NİYE ÇIKMAZ BU MERET?

Zorlular Turizm... Adı üzerinde geldiği yolları günü birlik gelmek; geldiğin yoldan aynı gün geri dönmek zor hadise. Zoru zorlu mücadele veren başarıyor demek ki. Halk arasında derler ya, “Zorlu adam” diye. Herhâlde zoru başaran adam, yani adam gibi adam demek oluyor. Belki de bu firmanın ismi de oradan geliyor olabilir.
Günde karşılıklı dört arabası var; Adana’dan kalkar Malatya tarafına, oradan kalkar Adana tarafına. Hava karmış, kışmış, yolcu varmış, yokmuş, bu bağlamaz firmayı. Bağlarsa firma çoktan biter. Yol alabildiğine uzun sayılır. Allah’tan hep paket müşteriyle gelir.
Tabii o zaman yollar böyle, süt dök yala cinsinden kaymak gibi değil. Doğru dürüst yol olmadığı gibi işin başka iyi tarafı da arabalar şimdiki gibi modern değil. Şimdiki otobüsler füze gibi maşallah! Yola bir çıktılar mı yağ gibi kayıyor. Yol o biçim, arabalar son model. Hiçbirine diyecek bir laf yok! Has bereket ki büyük arabalara bir hızölçer aleti takıyorlar da marşa basar basmaz hemen yolcuyu istediği yere bırakamıyor.
Yol uzun. Araba full paket. Bir yemeğe giriştiler mi ne bir kap yemek ne de suyuna ekmek banmak doyuruyor adamları. Yolcular genellikle de iş adamı olunca kaçırılacak bir nimet değil. Bu firmayı bağlamak için denemediğimiz yol kalmadı. Şoförleri gördük, firmaya gittik, daha neler neler... Adamların masa âlemi falan da yok ki oradan giresin.
Umudumuzu tamamen kestik. Alabilsek ne güzel olacak, lokantanın ana masrafı otomatikman karşılanacak. Düşün tam öğle saatinde doksan kişi... Otobüs de sallaya sallaya yolcuların değil sabahleyin yediklerini, bağırsaklarını bile eritecek neredeyse. Derler ya “Allah’ın veresi olursa nereden geldiğini bilmezsin.” Yelinen gelir, selinen gelir de vesselam gelir ha gelir!
Hiç beklemediğimiz bir anda haber geliverdi: “Yarın gece inşallah oradayız.
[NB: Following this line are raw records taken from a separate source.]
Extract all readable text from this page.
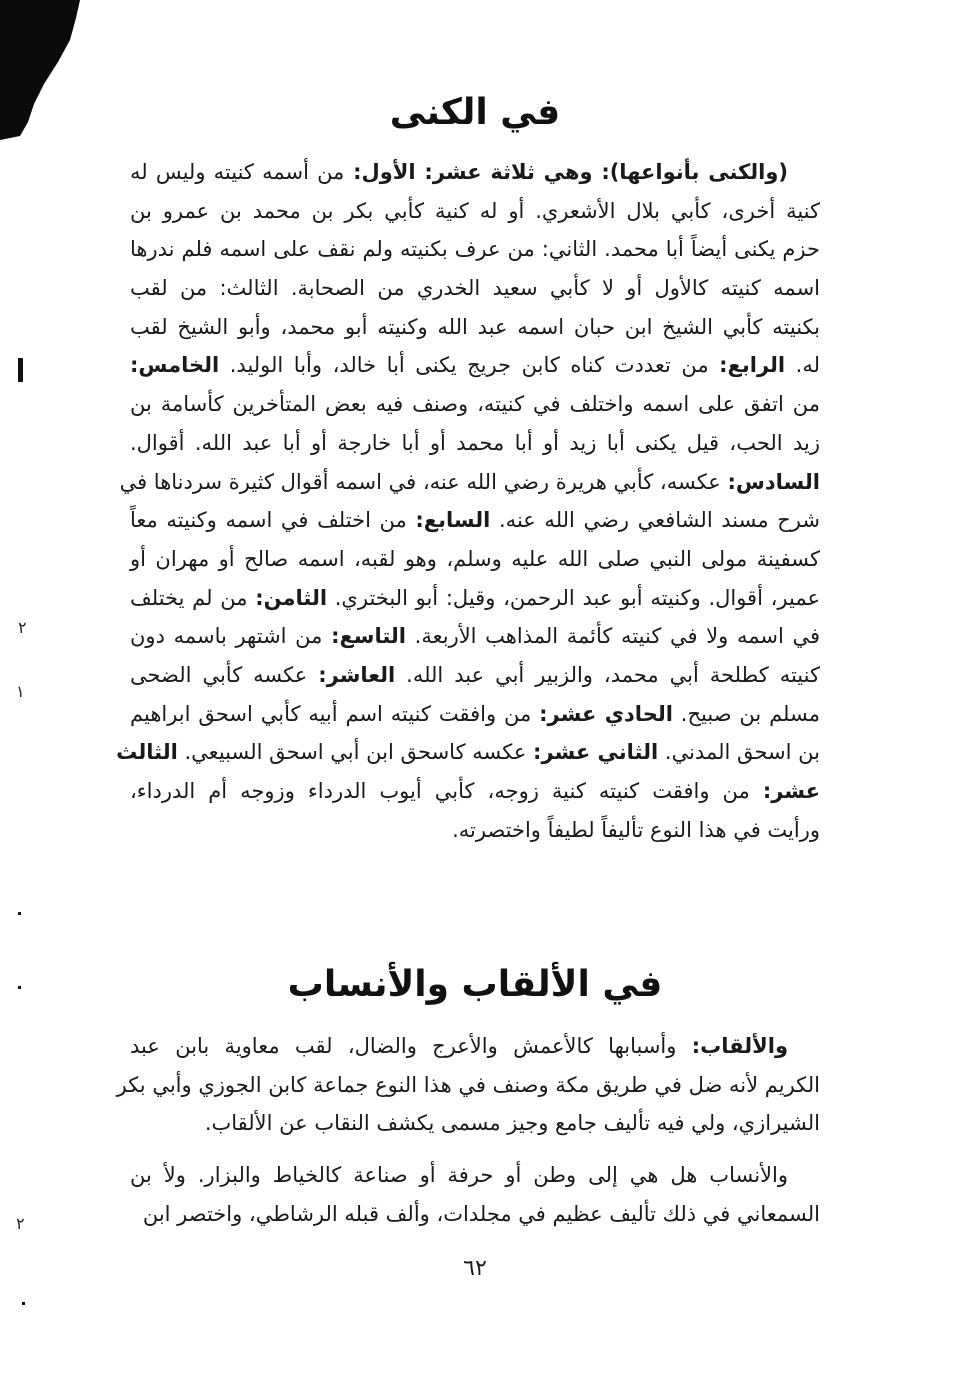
٢
١
٢
في الكنى
(والكنى بأنواعها): وهي ثلاثة عشر: الأول: من أسمه كنيته وليس له
كنية أخرى، كأبي بلال الأشعري. أو له كنية كأبي بكر بن محمد بن عمرو بن
حزم يكنى أيضاً أبا محمد. الثاني: من عرف بكنيته ولم نقف على اسمه فلم ندرها
اسمه كنيته كالأول أو لا كأبي سعيد الخدري من الصحابة. الثالث: من لقب
بكنيته كأبي الشيخ ابن حبان اسمه عبد الله وكنيته أبو محمد، وأبو الشيخ لقب
له. الرابع: من تعددت كناه كابن جريج يكنى أبا خالد، وأبا الوليد. الخامس:
من اتفق على اسمه واختلف في كنيته، وصنف فيه بعض المتأخرين كأسامة بن
زيد الحب، قيل يكنى أبا زيد أو أبا محمد أو أبا خارجة أو أبا عبد الله. أقوال.
السادس: عكسه، كأبي هريرة رضي الله عنه، في اسمه أقوال كثيرة سردناها في
شرح مسند الشافعي رضي الله عنه. السابع: من اختلف في اسمه وكنيته معاً
كسفينة مولى النبي صلى الله عليه وسلم، وهو لقبه، اسمه صالح أو مهران أو
عمير، أقوال. وكنيته أبو عبد الرحمن، وقيل: أبو البختري. الثامن: من لم يختلف
في اسمه ولا في كنيته كأئمة المذاهب الأربعة. التاسع: من اشتهر باسمه دون
كنيته كطلحة أبي محمد، والزبير أبي عبد الله. العاشر: عكسه كأبي الضحى
مسلم بن صبيح. الحادي عشر: من وافقت كنيته اسم أبيه كأبي اسحق ابراهيم
بن اسحق المدني. الثاني عشر: عكسه كاسحق ابن أبي اسحق السبيعي. الثالث
عشر: من وافقت كنيته كنية زوجه، كأبي أيوب الدرداء وزوجه أم الدرداء،
ورأيت في هذا النوع تأليفاً لطيفاً واختصرته.
في الألقاب والأنساب
والألقاب: وأسبابها كالأعمش والأعرج والضال، لقب معاوية بابن عبد
الكريم لأنه ضل في طريق مكة وصنف في هذا النوع جماعة كابن الجوزي وأبي بكر
الشيرازي، ولي فيه تأليف جامع وجيز مسمى يكشف النقاب عن الألقاب.
والأنساب هل هي إلى وطن أو حرفة أو صناعة كالخياط والبزار. ولأ بن
السمعاني في ذلك تأليف عظيم في مجلدات، وألف قبله الرشاطي، واختصر ابن
٦٢
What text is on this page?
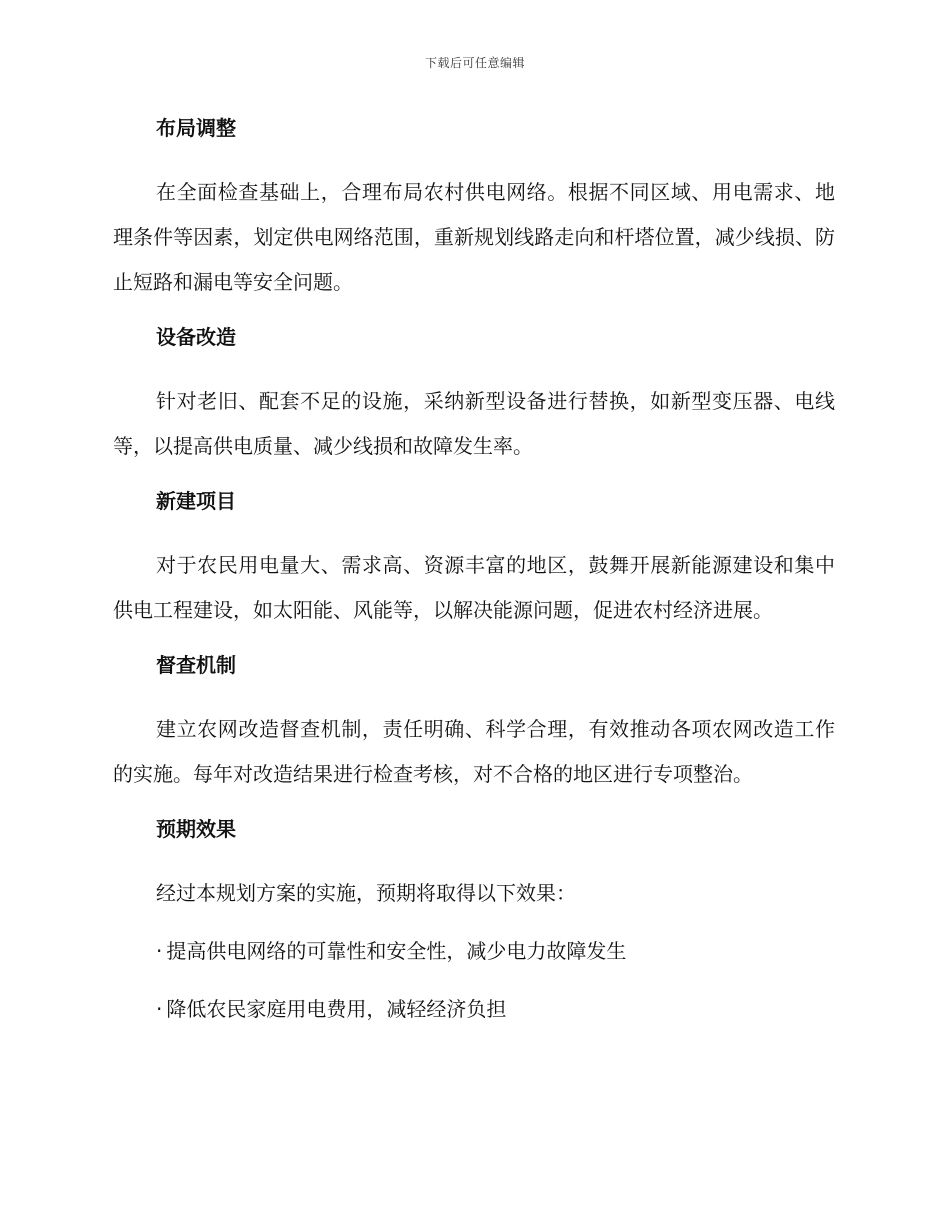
下载后可任意编辑
布局调整

在全面检查基础上，合理布局农村供电网络。根据不同区域、用电需求、地理条件等因素，划定供电网络范围，重新规划线路走向和杆塔位置，减少线损、防止短路和漏电等安全问题。

设备改造

针对老旧、配套不足的设施，采纳新型设备进行替换，如新型变压器、电线等，以提高供电质量、减少线损和故障发生率。

新建项目

对于农民用电量大、需求高、资源丰富的地区，鼓舞开展新能源建设和集中供电工程建设，如太阳能、风能等，以解决能源问题，促进农村经济进展。

督查机制

建立农网改造督查机制，责任明确、科学合理，有效推动各项农网改造工作的实施。每年对改造结果进行检查考核，对不合格的地区进行专项整治。

预期效果
经过本规划方案的实施，预期将取得以下效果：
· 提高供电网络的可靠性和安全性，减少电力故障发生
· 降低农民家庭用电费用，减轻经济负担
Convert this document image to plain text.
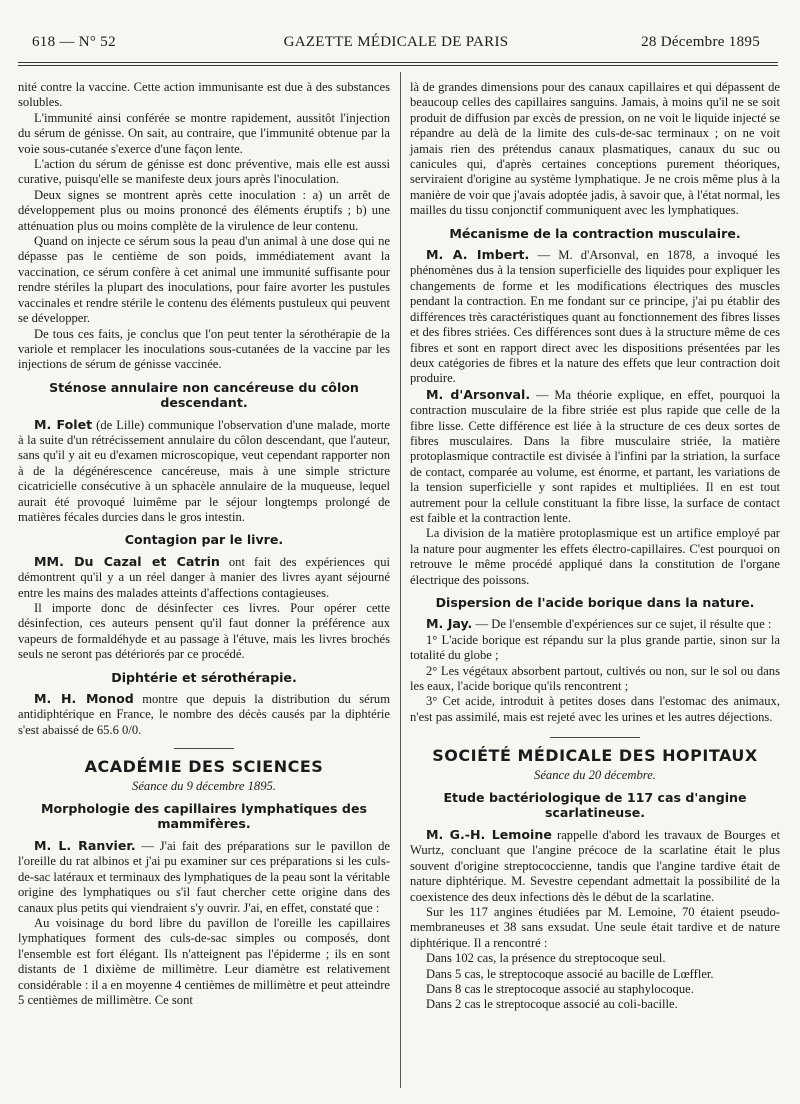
618 — N° 52	GAZETTE MÉDICALE DE PARIS	28 Décembre 1895

nité contre la vaccine. Cette action immunisante est due à des substances solubles.

L'immunité ainsi conférée se montre rapidement, aussitôt l'injection du sérum de génisse. On sait, au contraire, que l'immunité obtenue par la voie sous-cutanée s'exerce d'une façon lente.

L'action du sérum de génisse est donc préventive, mais elle est aussi curative, puisqu'elle se manifeste deux jours après l'inoculation.

Deux signes se montrent après cette inoculation : a) un arrêt de développement plus ou moins prononcé des éléments éruptifs ; b) une atténuation plus ou moins complète de la virulence de leur contenu.

Quand on injecte ce sérum sous la peau d'un animal à une dose qui ne dépasse pas le centième de son poids, immédiatement avant la vaccination, ce sérum confère à cet animal une immunité suffisante pour rendre stériles la plupart des inoculations, pour faire avorter les pustules vaccinales et rendre stérile le contenu des éléments pustuleux qui peuvent se développer.

De tous ces faits, je conclus que l'on peut tenter la sérothérapie de la variole et remplacer les inoculations sous-cutanées de la vaccine par les injections de sérum de génisse vaccinée.

Sténose annulaire non cancéreuse du côlon descendant.

M. Folet (de Lille) communique l'observation d'une malade, morte à la suite d'un rétrécissement annulaire du côlon descendant, que l'auteur, sans qu'il y ait eu d'examen microscopique, veut cependant rapporter non à de la dégénérescence cancéreuse, mais à une simple stricture cicatricielle consécutive à un sphacèle annulaire de la muqueuse, lequel aurait été provoqué luimême par le séjour longtemps prolongé de matières fécales durcies dans le gros intestin.

Contagion par le livre.

MM. Du Cazal et Catrin ont fait des expériences qui démontrent qu'il y a un réel danger à manier des livres ayant séjourné entre les mains des malades atteints d'affections contagieuses.

Il importe donc de désinfecter ces livres. Pour opérer cette désinfection, ces auteurs pensent qu'il faut donner la préférence aux vapeurs de formaldéhyde et au passage à l'étuve, mais les livres brochés seuls ne seront pas détériorés par ce procédé.

Diphtérie et sérothérapie.

M. H. Monod montre que depuis la distribution du sérum antidiphtérique en France, le nombre des décès causés par la diphtérie s'est abaissé de 65.6 0/0.

ACADÉMIE DES SCIENCES
Séance du 9 décembre 1895.
Morphologie des capillaires lymphatiques des mammifères.

M. L. Ranvier. — J'ai fait des préparations sur le pavillon de l'oreille du rat albinos et j'ai pu examiner sur ces préparations si les culs-de-sac latéraux et terminaux des lymphatiques de la peau sont la véritable origine des lymphatiques ou s'il faut chercher cette origine dans des canaux plus petits qui viendraient s'y ouvrir. J'ai, en effet, constaté que :

Au voisinage du bord libre du pavillon de l'oreille les capillaires lymphatiques forment des culs-de-sac simples ou composés, dont l'ensemble est fort élégant. Ils n'atteignent pas l'épiderme ; ils en sont distants de 1 dixième de millimètre. Leur diamètre est relativement considérable : il a en moyenne 4 centièmes de millimètre et peut atteindre 5 centièmes de millimètre. Ce sont

là de grandes dimensions pour des canaux capillaires et qui dépassent de beaucoup celles des capillaires sanguins. Jamais, à moins qu'il ne se soit produit de diffusion par excès de pression, on ne voit le liquide injecté se répandre au delà de la limite des culs-de-sac terminaux ; on ne voit jamais rien des prétendus canaux plasmatiques, canaux du suc ou canicules qui, d'après certaines conceptions purement théoriques, serviraient d'origine au système lymphatique. Je ne crois même plus à la manière de voir que j'avais adoptée jadis, à savoir que, à l'état normal, les mailles du tissu conjonctif communiquent avec les lymphatiques.

Mécanisme de la contraction musculaire.

M. A. Imbert. — M. d'Arsonval, en 1878, a invoqué les phénomènes dus à la tension superficielle des liquides pour expliquer les changements de forme et les modifications électriques des muscles pendant la contraction. En me fondant sur ce principe, j'ai pu établir des différences très caractéristiques quant au fonctionnement des fibres lisses et des fibres striées. Ces différences sont dues à la structure même de ces fibres et sont en rapport direct avec les dispositions présentées par les deux catégories de fibres et la nature des effets que leur contraction doit produire.

M. d'Arsonval. — Ma théorie explique, en effet, pourquoi la contraction musculaire de la fibre striée est plus rapide que celle de la fibre lisse. Cette différence est liée à la structure de ces deux sortes de fibres musculaires. Dans la fibre musculaire striée, la matière protoplasmique contractile est divisée à l'infini par la striation, la surface de contact, comparée au volume, est énorme, et partant, les variations de la tension superficielle y sont rapides et multipliées. Il en est tout autrement pour la cellule constituant la fibre lisse, la surface de contact est faible et la contraction lente.

La division de la matière protoplasmique est un artifice employé par la nature pour augmenter les effets électro-capillaires. C'est pourquoi on retrouve le même procédé appliqué dans la constitution de l'organe électrique des poissons.

Dispersion de l'acide borique dans la nature.

M. Jay. — De l'ensemble d'expériences sur ce sujet, il résulte que :

1° L'acide borique est répandu sur la plus grande partie, sinon sur la totalité du globe ;

2° Les végétaux absorbent partout, cultivés ou non, sur le sol ou dans les eaux, l'acide borique qu'ils rencontrent ;

3° Cet acide, introduit à petites doses dans l'estomac des animaux, n'est pas assimilé, mais est rejeté avec les urines et les autres déjections.

SOCIÉTÉ MÉDICALE DES HOPITAUX
Séance du 20 décembre.
Etude bactériologique de 117 cas d'angine scarlatineuse.

M. G.-H. Lemoine rappelle d'abord les travaux de Bourges et Wurtz, concluant que l'angine précoce de la scarlatine était le plus souvent d'origine streptococcienne, tandis que l'angine tardive était de nature diphtérique. M. Sevestre cependant admettait la possibilité de la coexistence des deux infections dès le début de la scarlatine.

Sur les 117 angines étudiées par M. Lemoine, 70 étaient pseudo-membraneuses et 38 sans exsudat. Une seule était tardive et de nature diphtérique. Il a rencontré :

Dans 102 cas, la présence du streptocoque seul.

Dans 5 cas, le streptocoque associé au bacille de Lœffler.

Dans 8 cas le streptocoque associé au staphylocoque.

Dans 2 cas le streptocoque associé au coli-bacille.
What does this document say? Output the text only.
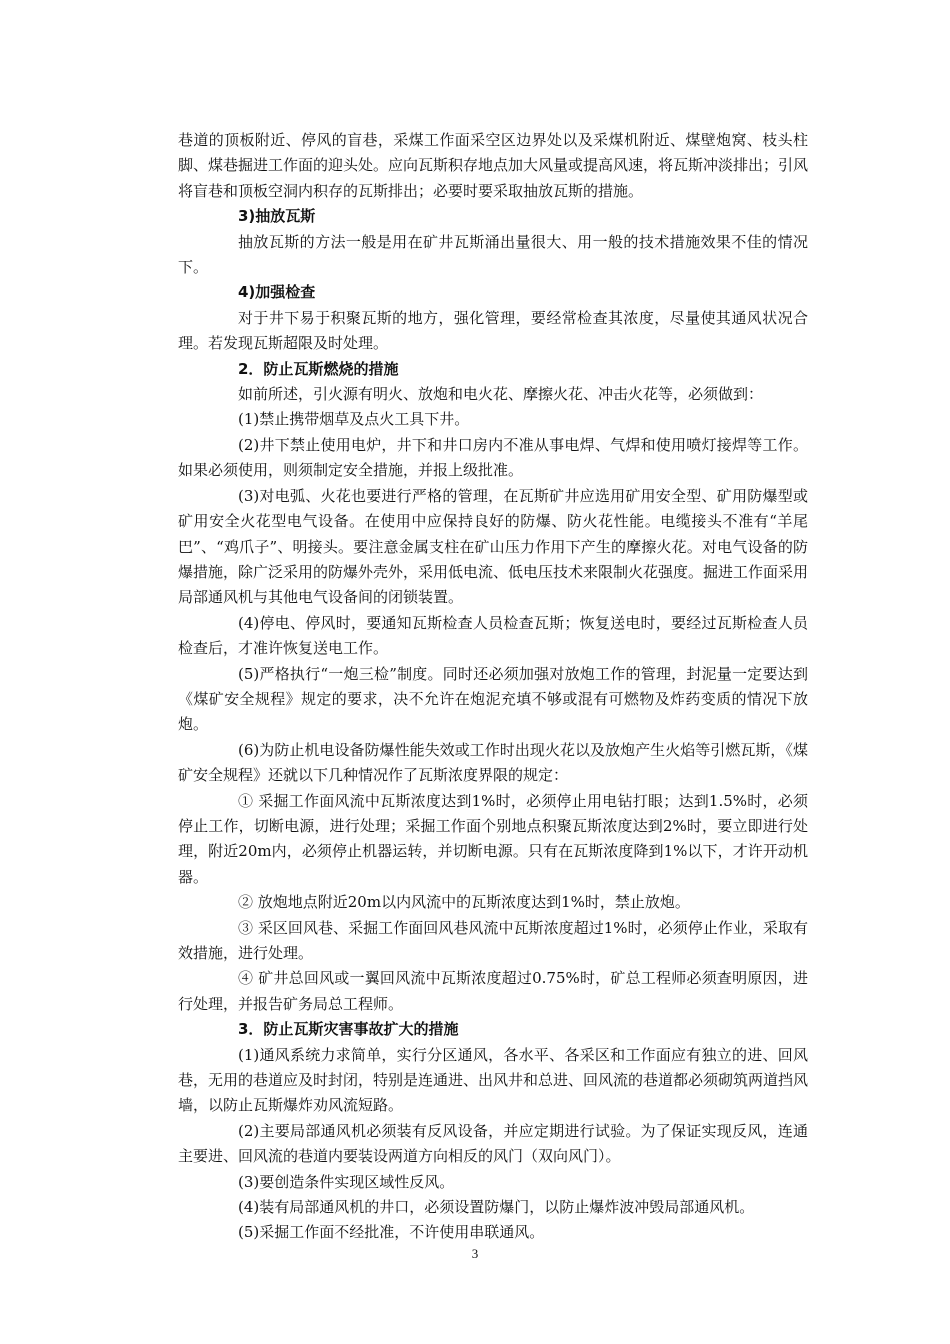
巷道的顶板附近、停风的盲巷，采煤工作面采空区边界处以及采煤机附近、煤壁炮窝、枝头柱脚、煤巷掘进工作面的迎头处。应向瓦斯积存地点加大风量或提高风速，将瓦斯冲淡排出；引风将盲巷和顶板空洞内积存的瓦斯排出；必要时要采取抽放瓦斯的措施。

3)抽放瓦斯

抽放瓦斯的方法一般是用在矿井瓦斯涌出量很大、用一般的技术措施效果不佳的情况下。

4)加强检查

对于井下易于积聚瓦斯的地方，强化管理，要经常检查其浓度，尽量使其通风状况合理。若发现瓦斯超限及时处理。

2．防止瓦斯燃烧的措施

如前所述，引火源有明火、放炮和电火花、摩擦火花、冲击火花等，必须做到：

(1)禁止携带烟草及点火工具下井。

(2)井下禁止使用电炉，井下和井口房内不准从事电焊、气焊和使用喷灯接焊等工作。如果必须使用，则须制定安全措施，并报上级批准。

(3)对电弧、火花也要进行严格的管理，在瓦斯矿井应选用矿用安全型、矿用防爆型或矿用安全火花型电气设备。在使用中应保持良好的防爆、防火花性能。电缆接头不准有“羊尾巴”、“鸡爪子”、明接头。要注意金属支柱在矿山压力作用下产生的摩擦火花。对电气设备的防爆措施，除广泛采用的防爆外壳外，采用低电流、低电压技术来限制火花强度。掘进工作面采用局部通风机与其他电气设备间的闭锁装置。

(4)停电、停风时，要通知瓦斯检查人员检查瓦斯；恢复送电时，要经过瓦斯检查人员检查后，才准许恢复送电工作。

(5)严格执行“一炮三检”制度。同时还必须加强对放炮工作的管理，封泥量一定要达到《煤矿安全规程》规定的要求，决不允许在炮泥充填不够或混有可燃物及炸药变质的情况下放炮。

(6)为防止机电设备防爆性能失效或工作时出现火花以及放炮产生火焰等引燃瓦斯，《煤矿安全规程》还就以下几种情况作了瓦斯浓度界限的规定：

① 采掘工作面风流中瓦斯浓度达到1%时，必须停止用电钻打眼；达到1.5%时，必须停止工作，切断电源，进行处理；采掘工作面个别地点积聚瓦斯浓度达到2%时，要立即进行处理，附近20m内，必须停止机器运转，并切断电源。只有在瓦斯浓度降到1%以下，才许开动机器。

② 放炮地点附近20m以内风流中的瓦斯浓度达到1%时，禁止放炮。

③ 采区回风巷、采掘工作面回风巷风流中瓦斯浓度超过1%时，必须停止作业，采取有效措施，进行处理。

④ 矿井总回风或一翼回风流中瓦斯浓度超过0.75%时，矿总工程师必须查明原因，进行处理，并报告矿务局总工程师。

3．防止瓦斯灾害事故扩大的措施

(1)通风系统力求简单，实行分区通风，各水平、各采区和工作面应有独立的进、回风巷，无用的巷道应及时封闭，特别是连通进、出风井和总进、回风流的巷道都必须砌筑两道挡风墙，以防止瓦斯爆炸劝风流短路。

(2)主要局部通风机必须装有反风设备，并应定期进行试验。为了保证实现反风，连通主要进、回风流的巷道内要装设两道方向相反的风门（双向风门）。

(3)要创造条件实现区域性反风。

(4)装有局部通风机的井口，必须设置防爆门，以防止爆炸波冲毁局部通风机。

(5)采掘工作面不经批准，不许使用串联通风。

3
Araba full. Yolcuları aç getiriyorum. Hazırlığını ona göre yap! Selamlar.”
Aman Allah’ım! Biz bu firmayı bağlamak için aylarca uğraşmadık mı? Araya adamlar sokmadık mı? Bu neyin nesi? Hizmetimizi duymuş desek, kibarlığımız dillere destan desek, dün de öyleydi! Neyse, nasıl olsa anlarız.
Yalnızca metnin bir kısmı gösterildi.